Such are the bye-laws of this remarkable institution.
Few except the very rich are so under-worked that two or three days of
change and rest are not at times a boon to them, while the mere knowledge
that there is a place where repose can be had cheaply and pleasantly is
itself a source of strength. Here, so long as the visitor wishes to be
merely housed, no questions are asked; no one is refused admittance,
except for some obviously sufficient reason; it is like getting a reading
ticket for the British Museum, there is practically but one test--that is
to say, desire on the part of the visitor--the coming proves the desire,
and this suffices.

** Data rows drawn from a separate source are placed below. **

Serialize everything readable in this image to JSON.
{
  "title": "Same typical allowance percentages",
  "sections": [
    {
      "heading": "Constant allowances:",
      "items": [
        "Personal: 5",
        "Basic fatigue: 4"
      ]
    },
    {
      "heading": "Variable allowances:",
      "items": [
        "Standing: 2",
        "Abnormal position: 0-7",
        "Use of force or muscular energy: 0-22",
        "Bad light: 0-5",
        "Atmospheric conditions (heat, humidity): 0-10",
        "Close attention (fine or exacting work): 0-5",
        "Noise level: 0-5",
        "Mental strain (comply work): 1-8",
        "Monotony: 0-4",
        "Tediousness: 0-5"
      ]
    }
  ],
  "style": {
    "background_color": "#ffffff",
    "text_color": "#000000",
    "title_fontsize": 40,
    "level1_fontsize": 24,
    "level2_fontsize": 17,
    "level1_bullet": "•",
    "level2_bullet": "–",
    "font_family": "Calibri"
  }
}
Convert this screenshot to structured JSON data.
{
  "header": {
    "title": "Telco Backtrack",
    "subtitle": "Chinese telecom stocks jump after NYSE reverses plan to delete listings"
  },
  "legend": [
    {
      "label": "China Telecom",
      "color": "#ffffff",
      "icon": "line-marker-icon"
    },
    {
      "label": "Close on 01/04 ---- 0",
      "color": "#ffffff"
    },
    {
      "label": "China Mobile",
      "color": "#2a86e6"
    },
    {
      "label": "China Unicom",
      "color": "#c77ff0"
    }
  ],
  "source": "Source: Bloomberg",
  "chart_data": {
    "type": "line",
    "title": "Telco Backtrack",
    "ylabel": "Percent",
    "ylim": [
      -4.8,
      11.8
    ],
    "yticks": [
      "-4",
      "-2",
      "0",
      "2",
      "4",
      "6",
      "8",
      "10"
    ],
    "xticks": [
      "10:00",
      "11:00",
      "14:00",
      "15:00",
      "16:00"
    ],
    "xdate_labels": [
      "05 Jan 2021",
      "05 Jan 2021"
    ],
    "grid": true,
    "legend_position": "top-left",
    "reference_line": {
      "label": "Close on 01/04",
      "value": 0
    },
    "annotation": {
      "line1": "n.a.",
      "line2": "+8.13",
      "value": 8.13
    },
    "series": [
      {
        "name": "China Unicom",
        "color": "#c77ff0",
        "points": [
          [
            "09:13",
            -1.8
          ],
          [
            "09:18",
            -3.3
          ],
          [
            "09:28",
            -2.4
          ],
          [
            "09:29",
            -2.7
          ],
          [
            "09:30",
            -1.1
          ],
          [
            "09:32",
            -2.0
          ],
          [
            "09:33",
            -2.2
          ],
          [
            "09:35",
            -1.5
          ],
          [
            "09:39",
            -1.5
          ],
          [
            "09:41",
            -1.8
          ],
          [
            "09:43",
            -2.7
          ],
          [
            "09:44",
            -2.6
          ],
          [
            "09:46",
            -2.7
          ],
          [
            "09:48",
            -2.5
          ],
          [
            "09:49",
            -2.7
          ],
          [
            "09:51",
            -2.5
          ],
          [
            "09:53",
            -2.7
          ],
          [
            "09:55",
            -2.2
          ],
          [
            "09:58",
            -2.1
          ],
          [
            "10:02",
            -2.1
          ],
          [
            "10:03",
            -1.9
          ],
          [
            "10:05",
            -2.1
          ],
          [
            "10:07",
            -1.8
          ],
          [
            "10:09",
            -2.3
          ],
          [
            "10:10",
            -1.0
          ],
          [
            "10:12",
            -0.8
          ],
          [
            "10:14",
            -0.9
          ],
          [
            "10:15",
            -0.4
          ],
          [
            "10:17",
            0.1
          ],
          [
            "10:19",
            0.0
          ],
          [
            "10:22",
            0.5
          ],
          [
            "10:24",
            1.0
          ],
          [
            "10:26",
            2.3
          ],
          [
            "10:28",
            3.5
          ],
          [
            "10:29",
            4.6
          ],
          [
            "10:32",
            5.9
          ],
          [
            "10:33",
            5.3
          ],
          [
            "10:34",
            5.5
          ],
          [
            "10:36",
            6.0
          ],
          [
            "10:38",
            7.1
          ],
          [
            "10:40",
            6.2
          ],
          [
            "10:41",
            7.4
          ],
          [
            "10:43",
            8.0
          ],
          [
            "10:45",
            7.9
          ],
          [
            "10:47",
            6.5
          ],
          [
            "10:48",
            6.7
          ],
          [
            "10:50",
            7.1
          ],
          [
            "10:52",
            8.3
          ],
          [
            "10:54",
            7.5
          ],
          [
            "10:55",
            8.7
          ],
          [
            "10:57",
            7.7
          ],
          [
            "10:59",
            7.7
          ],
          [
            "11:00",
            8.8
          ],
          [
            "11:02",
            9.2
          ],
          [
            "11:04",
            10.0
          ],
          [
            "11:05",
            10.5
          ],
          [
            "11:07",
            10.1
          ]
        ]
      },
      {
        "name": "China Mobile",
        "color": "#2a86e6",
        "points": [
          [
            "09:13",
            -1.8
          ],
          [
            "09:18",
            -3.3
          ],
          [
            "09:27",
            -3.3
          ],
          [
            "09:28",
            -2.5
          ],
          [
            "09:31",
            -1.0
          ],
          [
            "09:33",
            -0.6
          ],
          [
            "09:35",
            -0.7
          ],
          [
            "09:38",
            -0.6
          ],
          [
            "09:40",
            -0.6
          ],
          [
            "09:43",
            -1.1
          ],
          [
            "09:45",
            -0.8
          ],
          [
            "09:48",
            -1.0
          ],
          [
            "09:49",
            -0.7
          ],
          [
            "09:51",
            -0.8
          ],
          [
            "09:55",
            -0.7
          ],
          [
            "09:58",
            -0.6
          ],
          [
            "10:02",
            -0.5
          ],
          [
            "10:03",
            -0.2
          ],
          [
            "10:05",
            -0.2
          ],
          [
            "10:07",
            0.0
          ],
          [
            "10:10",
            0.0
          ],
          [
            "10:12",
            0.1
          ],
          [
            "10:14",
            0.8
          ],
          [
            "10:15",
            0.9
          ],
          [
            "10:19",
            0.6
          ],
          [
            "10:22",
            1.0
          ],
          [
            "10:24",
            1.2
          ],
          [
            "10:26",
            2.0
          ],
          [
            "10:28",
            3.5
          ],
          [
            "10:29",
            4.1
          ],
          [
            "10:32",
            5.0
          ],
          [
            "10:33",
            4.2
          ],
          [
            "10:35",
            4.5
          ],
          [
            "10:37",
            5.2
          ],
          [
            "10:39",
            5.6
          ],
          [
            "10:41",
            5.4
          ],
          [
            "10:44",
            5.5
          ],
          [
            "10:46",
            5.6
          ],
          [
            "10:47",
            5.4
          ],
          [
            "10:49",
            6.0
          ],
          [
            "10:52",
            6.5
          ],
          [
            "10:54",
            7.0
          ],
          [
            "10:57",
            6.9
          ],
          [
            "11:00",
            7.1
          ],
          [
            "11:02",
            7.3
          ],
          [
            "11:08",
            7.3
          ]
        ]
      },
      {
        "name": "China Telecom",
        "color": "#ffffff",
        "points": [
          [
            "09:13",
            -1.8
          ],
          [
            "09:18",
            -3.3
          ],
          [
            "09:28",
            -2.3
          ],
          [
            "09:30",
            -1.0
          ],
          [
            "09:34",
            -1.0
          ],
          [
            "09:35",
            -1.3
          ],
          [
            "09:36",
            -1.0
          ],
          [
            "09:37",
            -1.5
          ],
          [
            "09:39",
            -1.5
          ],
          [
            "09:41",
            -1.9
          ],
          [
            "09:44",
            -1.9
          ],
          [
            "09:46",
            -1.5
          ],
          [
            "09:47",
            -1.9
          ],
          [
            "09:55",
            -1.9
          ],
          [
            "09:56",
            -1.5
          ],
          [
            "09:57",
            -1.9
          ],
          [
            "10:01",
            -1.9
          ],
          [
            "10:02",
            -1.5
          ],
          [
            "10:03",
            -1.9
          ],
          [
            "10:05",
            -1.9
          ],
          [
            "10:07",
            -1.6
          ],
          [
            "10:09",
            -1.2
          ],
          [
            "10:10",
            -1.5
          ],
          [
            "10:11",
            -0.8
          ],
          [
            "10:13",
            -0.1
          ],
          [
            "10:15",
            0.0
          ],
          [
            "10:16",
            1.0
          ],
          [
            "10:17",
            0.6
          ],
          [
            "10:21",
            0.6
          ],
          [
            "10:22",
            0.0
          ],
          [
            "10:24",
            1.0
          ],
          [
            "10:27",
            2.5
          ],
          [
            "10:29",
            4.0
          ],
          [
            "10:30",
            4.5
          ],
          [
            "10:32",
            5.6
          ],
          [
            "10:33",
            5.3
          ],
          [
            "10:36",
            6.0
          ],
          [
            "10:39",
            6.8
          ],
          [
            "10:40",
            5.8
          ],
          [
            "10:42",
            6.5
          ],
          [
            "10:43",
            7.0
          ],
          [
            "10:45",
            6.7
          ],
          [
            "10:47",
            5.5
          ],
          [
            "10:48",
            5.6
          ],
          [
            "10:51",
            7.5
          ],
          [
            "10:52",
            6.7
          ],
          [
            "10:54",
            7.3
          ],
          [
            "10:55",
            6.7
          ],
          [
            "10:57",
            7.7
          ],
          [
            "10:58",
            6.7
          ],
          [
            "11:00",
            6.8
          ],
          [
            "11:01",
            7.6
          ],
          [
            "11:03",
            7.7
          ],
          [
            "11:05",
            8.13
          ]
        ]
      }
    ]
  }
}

A family, we will say, has just gathered its first
harvest; the heat on the plains is intense, and the malaria from the rice-
grounds little less than pestilential; what, then, can be nicer than to
lock up the house and go for three days to the bracing mountain air of
Oropa? So at daybreak off they all start trudging, it may be, their
thirty or forty miles, and reaching Oropa by nightfall. If there is a
weakly one among them, some arrangement is sure to be practicable whereby
he or she can be helped to follow more leisurely, and can remain longer
at the hospice. Once arrived, they generally, it is true, go the round
of the chapels, and make some slight show of pilgrimage, but the main
part of their time is spent in doing absolutely nothing.